Amazon Mechanical Turk stops new customers on July 30, 2026
AWS will close Mechanical Turk to new customers on July 30, 2026; existing accounts remain but no new features are planned.
TL;DR
- 01AWS will close Mechanical Turk to new customers on July 30, 2026; existing accounts remain but no new features are planned.
- 02Amazon will stop accepting new customers for Mechanical Turk on July 30, 2026.
- 03"Existing customers can continue to use the service as normal," AWS said, while adding it does not plan to introduce new features.
Amazon will stop accepting new customers for Mechanical Turk on July 30, 2026. "Existing customers can continue to use the service as normal," AWS said, while adding it does not plan to introduce new features.
What did Amazon announce?
Amazon will close Mechanical Turk to new customers on July 30, 2026, and said existing customers can continue to use the service as normal; AWS added the decision came after "careful consideration" and that it does not plan to introduce new features while continuing security and availability improvements. The company framed the move as halting new sign-ups rather than an immediate shutdown for current users.
How did Mechanical Turk evolve over time?
Mechanical Turk launched in 2005 as a marketplace for small paid tasks and later became tied to AI training: beginning in 2018 Amazon billed it as a way to annotate data for SageMaker, and by 2023 analysts found 33% to 46% of workers were using large language models to complete tasks. The service originally matched people to microtasks such as CAPTCHA solving and basic sentiment labeling, and over time it was used both for legitimate data work and for practices critics described as ethically fraught.
The platform has been central to debates about crowdsourced labor and even "played a small role in the early stages of the Facebook-Cambridge Analytica scandal," the company history shows. Observers have also described Mechanical Turk as an enabler for companies that used human workers to simulate automated systems while underlying work migrated toward annotation for machine learning.
Why it matters
Closing new sign-ups matters because Mechanical Turk has been embedded in AI development workflows for years and because its decline affects both researchers and the workforce that performed microtasks. The 2023 analysis that between 33% and 46% of workers were using large language models to complete tasks raises questions about the reliability of annotations and whether humans remain essential in the loop for certain jobs. AWS leaving the service open but frozen in features signals a stop to active product development, not an outright removal of a longstanding tool.
What to watch
Watch for any announcement of a firm retirement date or changes to account access that would confirm Amazon intends to fully retire the service. Also monitor whether researchers and companies move annotation work to alternative platforms after July 30, 2026, and whether any successor services explicitly address the fraud and bot problems users have cited.
- 2005Launch
Mechanical Turk launched in 2005 as a marketplace for people to perform small paid tasks.

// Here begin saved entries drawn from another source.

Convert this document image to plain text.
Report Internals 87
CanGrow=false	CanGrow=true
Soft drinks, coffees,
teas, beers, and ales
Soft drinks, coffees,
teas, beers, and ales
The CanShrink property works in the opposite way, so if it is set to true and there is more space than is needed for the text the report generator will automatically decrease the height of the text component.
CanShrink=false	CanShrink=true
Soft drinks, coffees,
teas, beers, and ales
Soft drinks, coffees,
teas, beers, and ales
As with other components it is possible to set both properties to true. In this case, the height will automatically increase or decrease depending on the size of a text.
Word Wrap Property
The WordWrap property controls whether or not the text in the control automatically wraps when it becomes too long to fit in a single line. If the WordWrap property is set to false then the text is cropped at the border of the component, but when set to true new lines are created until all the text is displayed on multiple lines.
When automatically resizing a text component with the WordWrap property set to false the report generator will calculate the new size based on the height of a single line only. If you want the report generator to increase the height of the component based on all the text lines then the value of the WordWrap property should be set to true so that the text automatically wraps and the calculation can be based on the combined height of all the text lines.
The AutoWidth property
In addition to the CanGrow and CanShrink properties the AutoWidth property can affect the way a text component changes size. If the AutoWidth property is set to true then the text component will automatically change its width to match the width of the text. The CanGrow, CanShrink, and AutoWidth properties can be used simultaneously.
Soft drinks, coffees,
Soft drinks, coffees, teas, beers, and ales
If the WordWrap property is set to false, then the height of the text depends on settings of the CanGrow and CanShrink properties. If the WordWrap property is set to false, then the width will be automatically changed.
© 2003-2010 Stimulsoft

- 2018Repositioned for AI annotation
Beginning in 2018, Amazon billed Mechanical Turk as a way for companies to annotate data to train neural networks as part of SageMaker.
- 2023LLM use by workers
A 2023 analysis found that between 33% and 46% of workers on the platform were using large language models to complete their tasks.
- 2026-07-30Closed to new customers
AWS said Mechanical Turk will close to new customers on July 30, 2026; existing customers can continue to use the service.